PM360 March 2010
YOUR CUSTOMER IS NOT A BAR CHART
By Al Topin
THE IDEA OF KEEPING THE CUSTOMER IN THE ROOM AT ALL TIMES—AND reviewing the strategic, creative, and tactical decisions you make with them in mind—is a principle we try to live with at the agency.
We’re always surprised how easily the customer gets lost in many marketing decisions when we are snowed under tons of data or corporate factors are brought into the equation. So we have to keep our target customer right there in the room with us and be sure to remember:
It’s real people who buy products, it’s real physicians who write the scripts. Easy, right? That’s what all this customer research and market analysis is for, right?
Yes...and no. Market research, in the formal sense, is invaluable to clients and agencies, especially considering that we’re rarely personally representative of the customer in healthcare. (You may be the target market if you’re selling beer, for example, but you’re most likely not a physician who writes an epilepsy drug or a P&T committee member who puts it on formulary.) It’s critical to understanding attitudes and gathering input along the way to campaign development.
A Common Pitfall
But thinking in terms of percentages, rankings, and projectable results can create a trap that’s easy to fall into: We can forget that our customers are not numbers, but individuals who often make sometimes simplistic decisions about why or why not to use a brand.
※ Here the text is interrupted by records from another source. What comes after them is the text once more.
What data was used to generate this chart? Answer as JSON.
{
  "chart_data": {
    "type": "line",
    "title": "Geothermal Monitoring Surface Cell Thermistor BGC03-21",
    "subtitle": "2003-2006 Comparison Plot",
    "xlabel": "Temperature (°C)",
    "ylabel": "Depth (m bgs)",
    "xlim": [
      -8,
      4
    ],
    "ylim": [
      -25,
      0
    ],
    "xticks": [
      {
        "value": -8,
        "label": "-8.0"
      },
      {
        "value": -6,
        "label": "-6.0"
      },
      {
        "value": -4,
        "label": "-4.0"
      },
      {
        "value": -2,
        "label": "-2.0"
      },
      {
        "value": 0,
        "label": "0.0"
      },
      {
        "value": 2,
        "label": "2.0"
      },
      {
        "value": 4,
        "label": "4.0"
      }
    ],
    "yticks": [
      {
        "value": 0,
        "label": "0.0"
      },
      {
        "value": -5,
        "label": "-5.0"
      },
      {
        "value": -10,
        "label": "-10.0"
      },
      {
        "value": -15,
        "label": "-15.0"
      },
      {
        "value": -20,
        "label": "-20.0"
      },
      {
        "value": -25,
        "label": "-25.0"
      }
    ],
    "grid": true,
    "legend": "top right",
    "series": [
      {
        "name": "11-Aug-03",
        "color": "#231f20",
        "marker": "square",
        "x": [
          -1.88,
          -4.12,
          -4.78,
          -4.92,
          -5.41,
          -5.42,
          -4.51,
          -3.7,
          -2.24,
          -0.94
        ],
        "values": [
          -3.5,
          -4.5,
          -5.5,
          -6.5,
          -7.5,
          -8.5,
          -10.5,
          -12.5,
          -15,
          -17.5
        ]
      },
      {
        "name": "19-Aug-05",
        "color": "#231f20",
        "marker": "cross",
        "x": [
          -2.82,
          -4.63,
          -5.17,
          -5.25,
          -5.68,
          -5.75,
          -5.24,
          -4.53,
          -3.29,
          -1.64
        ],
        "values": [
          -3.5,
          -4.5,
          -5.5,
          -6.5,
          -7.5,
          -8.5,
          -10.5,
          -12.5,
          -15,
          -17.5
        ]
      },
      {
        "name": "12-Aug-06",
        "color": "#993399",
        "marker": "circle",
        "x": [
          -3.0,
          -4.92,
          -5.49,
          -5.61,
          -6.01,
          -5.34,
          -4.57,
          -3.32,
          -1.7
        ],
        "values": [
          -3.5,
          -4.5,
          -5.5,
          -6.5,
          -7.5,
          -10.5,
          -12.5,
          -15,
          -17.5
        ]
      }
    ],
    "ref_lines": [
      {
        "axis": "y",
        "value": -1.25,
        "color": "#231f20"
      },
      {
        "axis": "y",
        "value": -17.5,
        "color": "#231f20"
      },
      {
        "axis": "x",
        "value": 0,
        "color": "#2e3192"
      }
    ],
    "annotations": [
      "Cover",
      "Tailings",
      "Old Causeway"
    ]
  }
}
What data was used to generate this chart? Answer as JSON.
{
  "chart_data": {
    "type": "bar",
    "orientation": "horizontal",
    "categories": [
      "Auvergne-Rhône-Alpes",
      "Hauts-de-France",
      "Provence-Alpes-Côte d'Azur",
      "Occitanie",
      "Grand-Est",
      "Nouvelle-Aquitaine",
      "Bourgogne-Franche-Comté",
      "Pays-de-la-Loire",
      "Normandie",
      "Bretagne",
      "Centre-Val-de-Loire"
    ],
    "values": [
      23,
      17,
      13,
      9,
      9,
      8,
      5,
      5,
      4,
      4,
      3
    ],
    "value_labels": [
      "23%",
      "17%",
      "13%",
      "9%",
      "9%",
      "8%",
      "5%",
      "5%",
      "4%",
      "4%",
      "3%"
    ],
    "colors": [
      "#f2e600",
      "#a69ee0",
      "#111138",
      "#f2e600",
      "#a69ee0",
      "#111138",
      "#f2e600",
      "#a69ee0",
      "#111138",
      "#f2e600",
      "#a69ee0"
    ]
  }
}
It’s easy to get caught up in how many physicians liked product attribute X versus product attribute Y—and completely lose the big picture of why a single physician, at the moment of truth when writing a prescription, chooses a different brand.
Coke or Pepsi?
The truth is that your customers make decisions based on what’s important to them. They’re not running covariant analyses of attributes throughout their mind. They simplify things into basic, human terms: They like it or they don’t. They trust it or they don’t. It meets their expectations or it doesn’t. Think about it. Why do you drink Coke versus Pepsi? You probably don’t separate the sweetness from the carbonation or the aftertaste. To you, one just tastes better than the other.
If you ever want to get the honest truth about why customers do or don’t use your brand, ask your sales reps. Reps have a way of cutting to the chase because they’re out on the front lines every day. After sitting behind the glass for months of research on a brand and being frustrated by why we couldn’t seem to put together a data story that would significantly boost brand prescriptions, the market research manager, who was a former sales rep on the brand, simply said, “My docs weren’t writing it because they didn’t see the effect they wanted.” Oh, that. In that case, it didn’t matter if they thought X was more compelling than Y—simply put, in their perception another brand was more effective. And we needed to deal with their perceptions, not numbers.
So the next time you’re arguing over positioning or evaluating creative, close your eyes and picture who you’re selling to. We’ve helped our own clients do this by bringing videos, audio tapes, or even cardboard cutouts of customers into meetings. Imagine your customer talking about how he treats a disease and the pressures of his practice. Listen as she tells you why she likes certain brands and not others...and why she’s never tried yours. Then take those simple insights, add them to all the quantifiable information you’ve collected, and never let your customer leave the room.